Unless otherwise noted in the footnotes to the following table, and subject to applicable community property laws, the persons and entities named in the table have sole voting and investment power with respect to their beneficially owned Common Stock and preferred stock.
Except as indicated in the footnotes to the table, each of the stockholders listed below has sole voting and investment power with respect to the shares of Common Stock owned by such stockholders. Unless otherwise noted, the address of each beneficial owner is c/o NRx Pharmaceuticals, Inc., 1201 North Market Street, Suite 111, Wilmington, DE 19801.
The beneficial ownership of our Common Stock is based on 10,749,518 shares of Common Stock issued and outstanding as of August 21, 2024.
Name and Address of Beneficial Owners | Amount and | Percent of Class | ||||||
Directors and Named Executive Officers | ||||||||
Stephen H. Willard(1) | 105,000 | 1.0 | % | |||||
Richard Narido (2) | 10,000 | * | ||||||
Patrick J. Flynn(3) | 163,940 | 1.5 | % | |||||
Chaim Hurvitz(4) | 238,130 | 2.2 | % | |||||
Jonathan Javitt(5) | 1,476,833 | 13.7 | % | |||||
Dennis McBride, Ph.D.(6) | - | - | ||||||
Janet Rehnquist(7) | - | - | ||||||
All Executive Officers and Directors as a Group (4 persons) | 1,993,903 | 19.0 | % | |||||
Glytech, LLC8 | 987,291 | 9.2 | % |
* Indicates less than 1%
(1) | Consists of (i) 5,000 shares of Common Stock held by Stephen H. Willard individually and (ii) 100,000 shares of restricted Common Stock that can be voted but cannot be traded. 66,667 shares are unrestricted as of August 21, 2024, and the remaining 33,333 shares will be unrestricted on July 12, 2025. | |
(2) | Consists of 10,000 shares as a result of his stock option grant on December 28, 2023 of 10,000 shares vesting monthly over twelve months.
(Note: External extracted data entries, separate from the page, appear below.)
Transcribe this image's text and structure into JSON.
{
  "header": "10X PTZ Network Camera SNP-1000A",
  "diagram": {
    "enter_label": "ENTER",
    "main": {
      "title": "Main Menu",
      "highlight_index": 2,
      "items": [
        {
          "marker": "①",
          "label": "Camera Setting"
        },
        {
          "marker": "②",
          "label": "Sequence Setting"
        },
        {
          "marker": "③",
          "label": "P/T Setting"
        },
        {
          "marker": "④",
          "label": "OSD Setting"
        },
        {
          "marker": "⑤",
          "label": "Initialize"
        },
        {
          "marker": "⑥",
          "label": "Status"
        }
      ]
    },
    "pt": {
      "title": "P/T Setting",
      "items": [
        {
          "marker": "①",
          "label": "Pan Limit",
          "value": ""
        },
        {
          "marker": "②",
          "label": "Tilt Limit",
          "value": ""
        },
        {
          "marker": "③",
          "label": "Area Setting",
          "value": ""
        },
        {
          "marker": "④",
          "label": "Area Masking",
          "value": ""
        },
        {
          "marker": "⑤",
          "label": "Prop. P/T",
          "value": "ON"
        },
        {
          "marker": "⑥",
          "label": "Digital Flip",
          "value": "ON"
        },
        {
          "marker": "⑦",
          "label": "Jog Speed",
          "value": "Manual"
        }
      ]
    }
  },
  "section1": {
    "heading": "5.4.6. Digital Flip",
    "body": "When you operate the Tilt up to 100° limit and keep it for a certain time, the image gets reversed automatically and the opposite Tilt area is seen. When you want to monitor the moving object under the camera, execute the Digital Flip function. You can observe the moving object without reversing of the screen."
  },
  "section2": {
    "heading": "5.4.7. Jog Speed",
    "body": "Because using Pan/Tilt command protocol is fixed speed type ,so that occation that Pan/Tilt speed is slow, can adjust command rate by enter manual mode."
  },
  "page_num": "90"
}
As of August 21, 2024, an aggregate of 5,833 shares have vested. | |
(3) | Consists of (i) 36,234 shares of Common Stock held by Nash-Flynn Investments, LLC, (ii) 22,626 shares of Common Stock held by the Whitney Pritchard Nash Flynn 2010 Trust and the Lindsay Pritchard Nash Flynn 2010 Trust, (iii) 88,256 shares of Common Stock issuable upon exercise of fully vested warrants held by the Whitney Pritchard Nash Flynn 2010 Trust and the Lindsay Pritchard Nash Flynn 2010 Trust, (iv) 175 shares of Common Stock held by Patrick J. Flynn, and (v) options to purchase up to 16,651 shares of Common Stock, all of which are vested and exercisable. Patrick J. Flynn is the owner of Nash-Flynn Investments, LLC and trustee of the Whitney Pritchard Nash Flynn 2010 Trust and the Lindsay Pritchard Nash Flynn 2010 Trust. | |
(4) | Consists of (i) 143,636 shares of Common Stock held by Shirat HaChaim Ltd., (ii) 20,845 shares of Common Stock held by CH Health-Private Venture Capital Ltd, (iii) 570,00 shares of Common Stock held by Chaim Hurvitz individually, and (iv) options to purchase up to 16,651 shares of Common Stock, all of which are fully vested. Chaim Hurwitz is the owner of Shirat HaChaim Ltd. and CH Health-Private Venture Capital Ltd. | |
(5) | Consists of (i) 1,260,000 shares of Common Stock held by the Jonathan Javitt Living Trust, (ii) 142,200 shares of Common Stock held by The Javitt 2012 Irrevocable Dynasty Trust (the “Javitt Dynasty Trust”), (iii) 44,634 shares of Common Stock held by Jonathan Javitt individually, and (iv) 30,000 shares of Common Stock held by the Jonathan Javitt Donor Advised Fund. Jonathan Javitt, M.D., M.P.H. is the trustee of the Jonathan Javitt Living Trust and the primary advisor of the Jonathan Javitt Donor Advised Fund. Dr. Javitt is not a trustee or beneficiary of the Javitt Dynasty Trust, and no beneficiary of the Javitt Dynasty Trust resides in Dr. Javitt’s household. Dr. Javitt has no beneficial ownership of the securities held by the Javitt Dynasty Trust. | |
(6) | Dennis McBride, Ph.D. does not currently own any shares of the Company. | |
(7) | Janet Rehnquist does not currently own any shares of the Company. | |
(8) | Based on the Schedule 13D filed jointly by Daniel Javitt and Glytech, LLC with the SEC on September 13, 2022, the holdings consist of an aggregate of 987,291 shares of Common Stock held by Glytech, LLC. Glytech, LLC is owned by Daniel Javitt, who is the inventor of the patents that underline NRX-101 and the brother of Jonathan Javitt, M.D., M.P.H., the Chairman and Chief Scientist of the Company. |
PROPOSAL 1: ELECTION OF CLASS III DIRECTORS
Introduction
Our Board has nominated Patrick J. Flynn and Jonathan Javitt, M.D., M.P.H. to serve as Class III members of our Board, with such terms to expire at the 2027 annual meeting of stockholders or until the appointment, election and qualification of their successors.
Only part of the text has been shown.